What Lanyon Gets Right About Endings
The central question that hovers over the entire series is whether Jake and Adrien can actually get to a place where they are on the same page at the same time. Lanyon delays this resolution ruthlessly across five books, which is either frustrating or exactly right depending on your tolerance for romantic tension. By this final installment, the delay has earned its payoff. The ending lands because Lanyon has not softened the obstacles or tidied Jake into easy redemption. His growth is genuine but not miraculous, and Adrien’s forgiveness, when it comes, is specific rather than general.
One reviewer called it an ending that What.An.Ending, which, grammatically chaotic as that is, captures the feeling correctly. Another described the series as showing how M/M mystery fiction should be done: believable characters, mystery and suspense, and an occasional hot sex scene, none of it gratuitous, all of it serving the larger story. That description of the series as a whole applies with particular force to this final book, where every element that Lanyon has been developing for years is called on to perform.
Who This Book Is and Is Not For
If you have been following the series and have listened to the previous four books with Chris Patton narrating, this is an essential conclusion. If you are new to Adrien English, start with the first book rather than this one: the emotional impact of the finale depends entirely on the accumulated history. Lanyon is widely considered the standard-setter in the M/M mystery genre, and the Adrien English series is the work most frequently cited as the reason why. This final entry confirms that reputation. For readers of the genre broadly, this is the series that demonstrates what M/M mystery fiction can accomplish when given the full weight of five long books.

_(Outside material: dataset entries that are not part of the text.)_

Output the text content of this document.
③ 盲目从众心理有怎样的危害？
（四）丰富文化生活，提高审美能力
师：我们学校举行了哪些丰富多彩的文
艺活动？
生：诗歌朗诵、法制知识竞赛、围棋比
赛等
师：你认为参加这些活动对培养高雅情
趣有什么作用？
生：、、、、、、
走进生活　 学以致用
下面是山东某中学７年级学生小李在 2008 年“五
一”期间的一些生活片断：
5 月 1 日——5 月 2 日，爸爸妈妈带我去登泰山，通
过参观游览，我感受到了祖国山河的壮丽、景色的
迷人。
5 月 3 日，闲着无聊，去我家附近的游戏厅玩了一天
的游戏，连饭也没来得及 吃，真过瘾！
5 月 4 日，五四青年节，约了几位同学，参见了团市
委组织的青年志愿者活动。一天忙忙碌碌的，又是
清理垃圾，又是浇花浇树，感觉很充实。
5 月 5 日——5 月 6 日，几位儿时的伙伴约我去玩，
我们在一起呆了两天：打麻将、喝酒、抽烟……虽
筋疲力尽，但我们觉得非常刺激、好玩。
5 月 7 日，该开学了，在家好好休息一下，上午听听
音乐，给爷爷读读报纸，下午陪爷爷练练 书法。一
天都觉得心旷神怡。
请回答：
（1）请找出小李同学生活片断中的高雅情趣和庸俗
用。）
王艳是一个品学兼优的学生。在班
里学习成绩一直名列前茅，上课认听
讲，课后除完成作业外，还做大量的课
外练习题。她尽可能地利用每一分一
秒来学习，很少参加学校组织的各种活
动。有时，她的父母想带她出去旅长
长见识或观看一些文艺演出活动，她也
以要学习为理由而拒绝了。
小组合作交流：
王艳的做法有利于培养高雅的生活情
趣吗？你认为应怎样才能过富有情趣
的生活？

Frequently Asked Questions
Do I need to listen to the previous four Adrien English audiobooks before starting The Dark Tide?

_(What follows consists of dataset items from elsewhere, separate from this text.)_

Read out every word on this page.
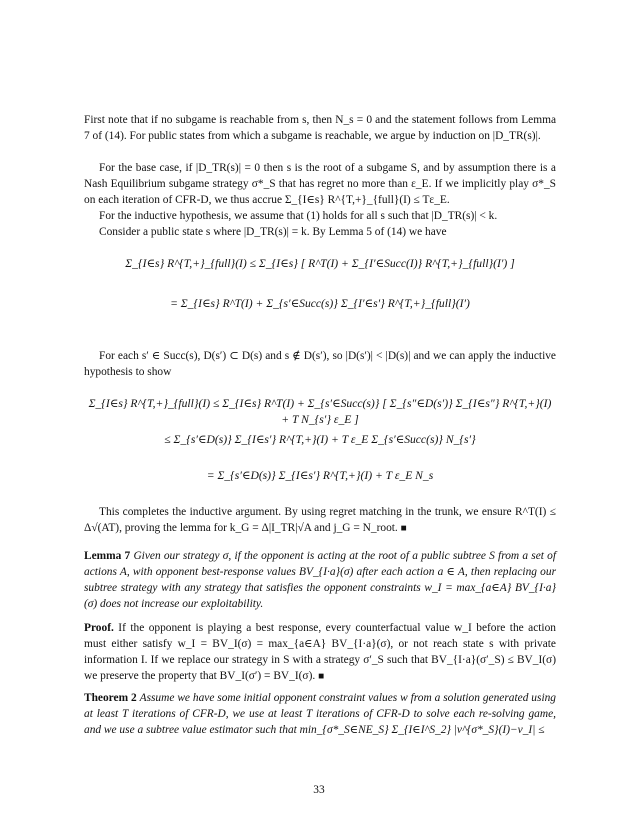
First note that if no subgame is reachable from s, then N_s = 0 and the statement follows from Lemma 7 of (14). For public states from which a subgame is reachable, we argue by induction on |D_TR(s)|.
For the base case, if |D_TR(s)| = 0 then s is the root of a subgame S, and by assumption there is a Nash Equilibrium subgame strategy σ*_S that has regret no more than ε_E. If we implicitly play σ*_S on each iteration of CFR-D, we thus accrue Σ_{I∈s} R^{T,+}_{full}(I) ≤ Tε_E.
For the inductive hypothesis, we assume that (1) holds for all s such that |D_TR(s)| < k.
Consider a public state s where |D_TR(s)| = k. By Lemma 5 of (14) we have
Σ_{I∈s} R^{T,+}_{full}(I) ≤ Σ_{I∈s} [ R^T(I) + Σ_{I′∈Succ(I)} R^{T,+}_{full}(I′) ]
= Σ_{I∈s} R^T(I) + Σ_{s′∈Succ(s)} Σ_{I′∈s′} R^{T,+}_{full}(I′)
For each s′ ∈ Succ(s), D(s′) ⊂ D(s) and s ∉ D(s′), so |D(s′)| < |D(s)| and we can apply the inductive hypothesis to show
Σ_{I∈s} R^{T,+}_{full}(I) ≤ Σ_{I∈s} R^T(I) + Σ_{s′∈Succ(s)} [ Σ_{s″∈D(s′)} Σ_{I∈s″} R^{T,+}(I) + T N_{s′} ε_E ]
≤ Σ_{s′∈D(s)} Σ_{I∈s′} R^{T,+}(I) + T ε_E Σ_{s′∈Succ(s)} N_{s′}
= Σ_{s′∈D(s)} Σ_{I∈s′} R^{T,+}(I) + T ε_E N_s
This completes the inductive argument. By using regret matching in the trunk, we ensure R^T(I) ≤ Δ√(AT), proving the lemma for k_G = Δ|I_TR|√A and j_G = N_root. ■
Lemma 7 Given our strategy σ, if the opponent is acting at the root of a public subtree S from a set of actions A, with opponent best-response values BV_{I·a}(σ) after each action a ∈ A, then replacing our subtree strategy with any strategy that satisfies the opponent constraints w_I = max_{a∈A} BV_{I·a}(σ) does not increase our exploitability.
Proof. If the opponent is playing a best response, every counterfactual value w_I before the action must either satisfy w_I = BV_I(σ) = max_{a∈A} BV_{I·a}(σ), or not reach state s with private information I. If we replace our strategy in S with a strategy σ′_S such that BV_{I·a}(σ′_S) ≤ BV_I(σ) we preserve the property that BV_I(σ′) = BV_I(σ). ■
Theorem 2 Assume we have some initial opponent constraint values w from a solution generated using at least T iterations of CFR-D, we use at least T iterations of CFR-D to solve each re-solving game, and we use a subtree value estimator such that min_{σ*_S∈NE_S} Σ_{I∈I^S_2} |v^{σ*_S}(I)−v_I| ≤
33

Yes, very much so. The Dark Tide opens almost immediately after the events of book four and assumes familiarity with Adrien’s history, his relationships with Jake, Guy, and Mel, and the emotional arc of the series. Starting here would mean missing most of what makes the ending meaningful.
Is Chris Patton the narrator for all five Adrien English audiobooks?

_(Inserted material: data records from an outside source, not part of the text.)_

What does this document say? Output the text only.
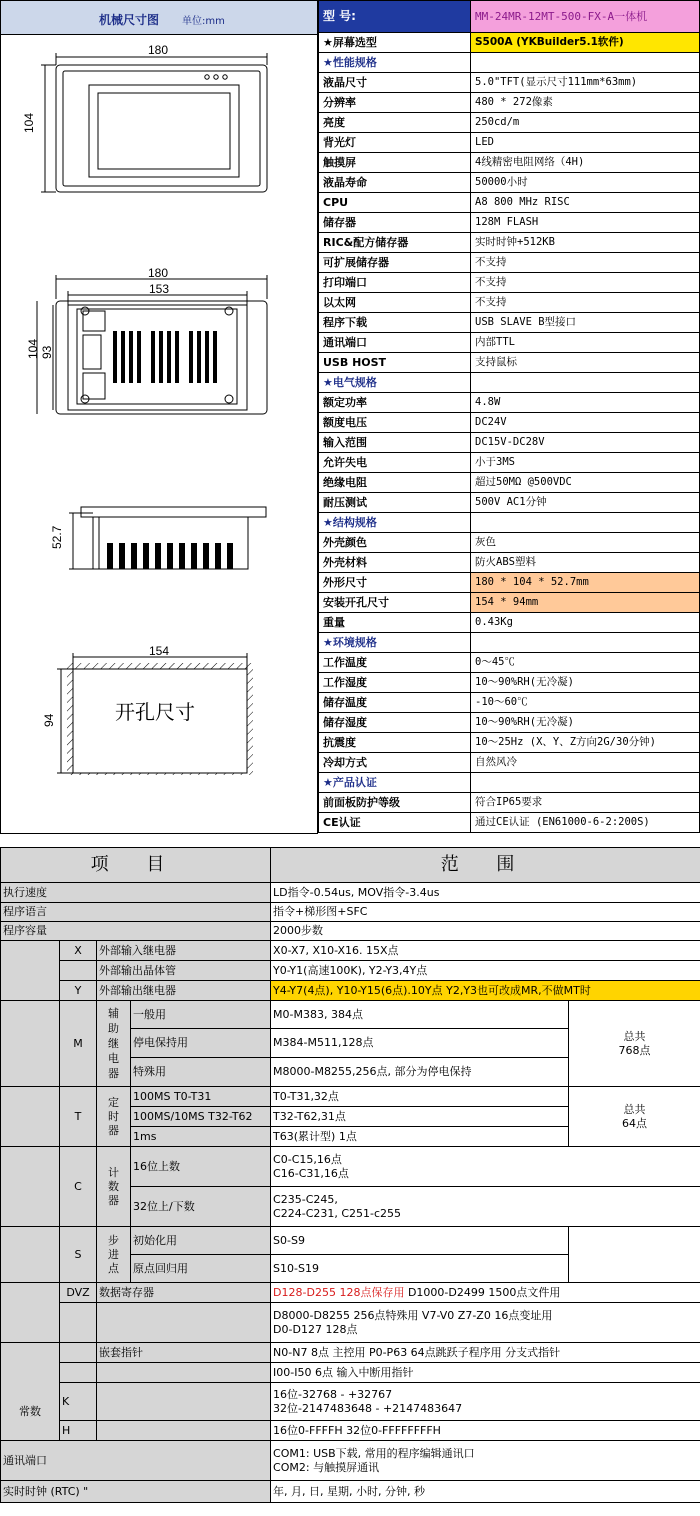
机械尺寸图 单位:mm
180
104
180
153
104 93
52.7
154
94	开孔尺寸
型 号:	MM-24MR-12MT-500-FX-A一体机
★屏幕选型	S500A (YKBuilder5.1软件)
★性能规格	
液晶尺寸	5.0"TFT(显示尺寸111mm*63mm)
分辨率	480 * 272像素
亮度	250cd/m
背光灯	LED
触摸屏	4线精密电阻网络（4H)
液晶寿命	50000小时
CPU	A8 800 MHz RISC
储存器	128M FLASH
RIC&配方储存器	实时时钟+512KB
可扩展储存器	不支持
打印端口	不支持
以太网	不支持
程序下载	USB SLAVE B型接口
通讯端口	内部TTL
USB HOST	支持鼠标
★电气规格	
额定功率	4.8W
额度电压	DC24V
输入范围	DC15V-DC28V
允许失电	小于3MS
绝缘电阻	超过50MΩ @500VDC
耐压测试	500V AC1分钟
★结构规格	
外壳颜色	灰色
外壳材料	防火ABS塑料
外形尺寸	180 * 104 * 52.7mm
安装开孔尺寸	154 * 94mm
重量	0.43Kg
★环境规格	
工作温度	0～45℃
工作湿度	10～90%RH(无冷凝)
储存温度	-10～60℃
储存湿度	10～90%RH(无冷凝)
抗震度	10～25Hz (X、Y、Z方向2G/30分钟)
冷却方式	自然风冷
★产品认证	
前面板防护等级	符合IP65要求
CE认证	通过CE认证 (EN61000-6-2:200S)
项 目				范 围	
执行速度				LD指令-0.54us, MOV指令-3.4us	
程序语言				指令+梯形图+SFC	
程序容量				2000步数	
	X	外部输入继电器		X0-X7, X10-X16. 15X点	
		外部输出晶体管		Y0-Y1(高速100K), Y2-Y3,4Y点	
	Y	外部输出继电器		Y4-Y7(4点), Y10-Y15(6点).10Y点 Y2,Y3也可改成MR,不做MT时	
	M	辅助继电器	一般用	M0-M383, 384点	总共
768点
			停电保持用	M384-M511,128点	
			特殊用	M8000-M8255,256点, 部分为停电保持	
	T	定时器	100MS T0-T31	T0-T31,32点	总共
64点
			100MS/10MS T32-T62	T32-T62,31点	
			1ms	T63(累计型) 1点	
	C	计数器	16位上数	C0-C15,16点
C16-C31,16点	
			32位上/下数	C235-C245,
C224-C231, C251-c255	
	S	步进点	初始化用	S0-S9	
			原点回归用	S10-S19	
	DVZ	数据寄存器		D128-D255 128点保存用 D1000-D2499 1500点文件用	
				D8000-D8255 256点特殊用 V7-V0 Z7-Z0 16点变址用
D0-D127 128点	
常数		嵌套指针		N0-N7 8点 主控用 P0-P63 64点跳跃子程序用 分支式指针	
				I00-I50 6点 输入中断用指针	
	K			16位-32768 - +32767
32位-2147483648 - +2147483647	
	H			16位0-FFFFH 32位0-FFFFFFFFH	
通讯端口				COM1: USB下载, 常用的程序编辑通讯口
COM2: 与触摸屏通讯	
实时时钟 (RTC) "				年, 月, 日, 星期, 小时, 分钟, 秒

Yes, Patton narrates the full series, which is part of why the audio versions work as well as they do. Having a consistent narrator across all five books means the character voices and emotional register have genuine continuity, and his performance in The Dark Tide specifically benefits from that accumulated history.
How does the mystery plot in The Dark Tide compare to earlier entries in the series?
The mystery involves a fifty-year-old skeleton discovered in a wall during bookstore renovations, with secrets that connect to Adrien’s own past. It is a solid puzzle with genuine surprises, but as with all the Adrien English books, the emotional relationship between Adrien and Jake is the primary engine. Readers who want pure mystery plotting first will find the balance tips toward the romantic relationship in this final installment.
Does the book resolve the Jake and Adrien relationship definitively?
Yes. This is explicitly the final volume in the series, and Lanyon does not leave the central relationship open-ended. The resolution is earned and specific rather than tidy, and multiple reviewers have described it as emotionally intense. Be prepared for a few quiet minutes after the last chapter ends.